Carl was on the phone to a certain Gerald Coustain. This is how their conversation went:

Gerald Coustain said, ‘What you’re telling me is that there is no indication of additional radioactivity from any outside source at either Britnuc A or B?’

Carl May said, ‘That is correct. I would add that this is hardly surprising since our instrumentation is not designed to pick any up.’

There was a short silence from Gerald Coustain, who worked for the Department of Energy.

‘You’re being remarkably frank with me,’ he said.

‘Why not?’ enquired Carl, who was still in what Joanna had learned to call ‘a mood’. Bethany had failed him. It was not his time he feared to waste, so much as his emotion – and what were referred to in a booklet he had recently received through the post on the subject of AIDS as ‘bodily fluids’. He was aggrieved. He had made himself vulnerable. It was dangerous. If, as he felt, the experiences of his childhood energized his present, a fire to be fanned and nurtured back to life, that fire was as like as not to go out altogether under the thwack of cold water delivered by Bethany. There was a lot at stake here. A long time ago! What had that to do with it?

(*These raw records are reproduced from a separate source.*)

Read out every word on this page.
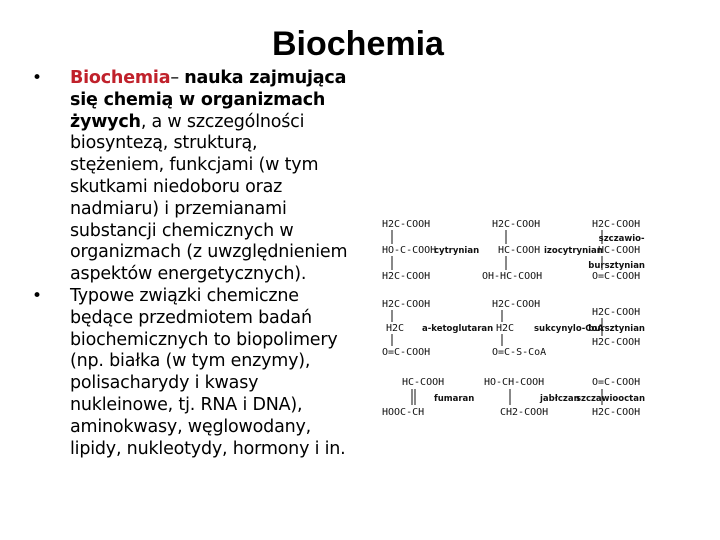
Biochemia
•	Biochemia– nauka zajmująca się chemią w organizmach żywych, a w szczególności biosyntezą, strukturą, stężeniem, funkcjami (w tym skutkami niedoboru oraz nadmiaru) i przemianami substancji chemicznych w organizmach (z uwzględnieniem aspektów energetycznych).
•	Typowe związki chemiczne będące przedmiotem badań biochemicznych to biopolimery (np. białka (w tym enzymy), polisacharydy i kwasy nukleinowe, tj. RNA i DNA), aminokwasy, węglowodany, lipidy, nukleotydy, hormony i in.
H2C-COOH
HO-C-COOH
H2C-COOH
cytrynian
H2C-COOH
HC-COOH
OH-HC-COOH
izocytrynian
H2C-COOH
HC-COOH
O=C-COOH
szczawio-
bursztynian
H2C-COOH
H2C
O=C-COOH
a-ketoglutaran
H2C-COOH
H2C
O=C-S-CoA
sukcynylo-CoA
H2C-COOH
H2C-COOH
bursztynian
HC-COOH
HOOC-CH
fumaran
HO-CH-COOH
CH2-COOH
jabłczan
O=C-COOH
H2C-COOH
szczawiooctan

‘I have done everything the inspectorate required,’ said Carl May. ‘I have followed its instructions to the letter, no matter how absurd those instructions were. Nowhere could I find regulations appertaining to the upper limits of instrumentation.’

Again there was a pause.

‘Nuclear power is a new industry,’ said Coustain, his voice receding as if he held the receiver further and yet further away. ‘It is essential that the spirit of the law rather than the letter be followed.’

‘Come off it,’ said Carl May. ‘You don’t want Britnuc A and Β off line every time instrumentation shows a rise in local activity any more than I do. You fellows have your own information-gathering network. Don’t come bleating to me every time the shit hits the fan.’

Coustain, thinking he should perhaps make a virtue out of necessity, asked Carl May if he would make some reassuring statement on TV the next day: along the lines he had sketched out: and so Carl May did, in the programme seen by his ex-wife, Joanna May.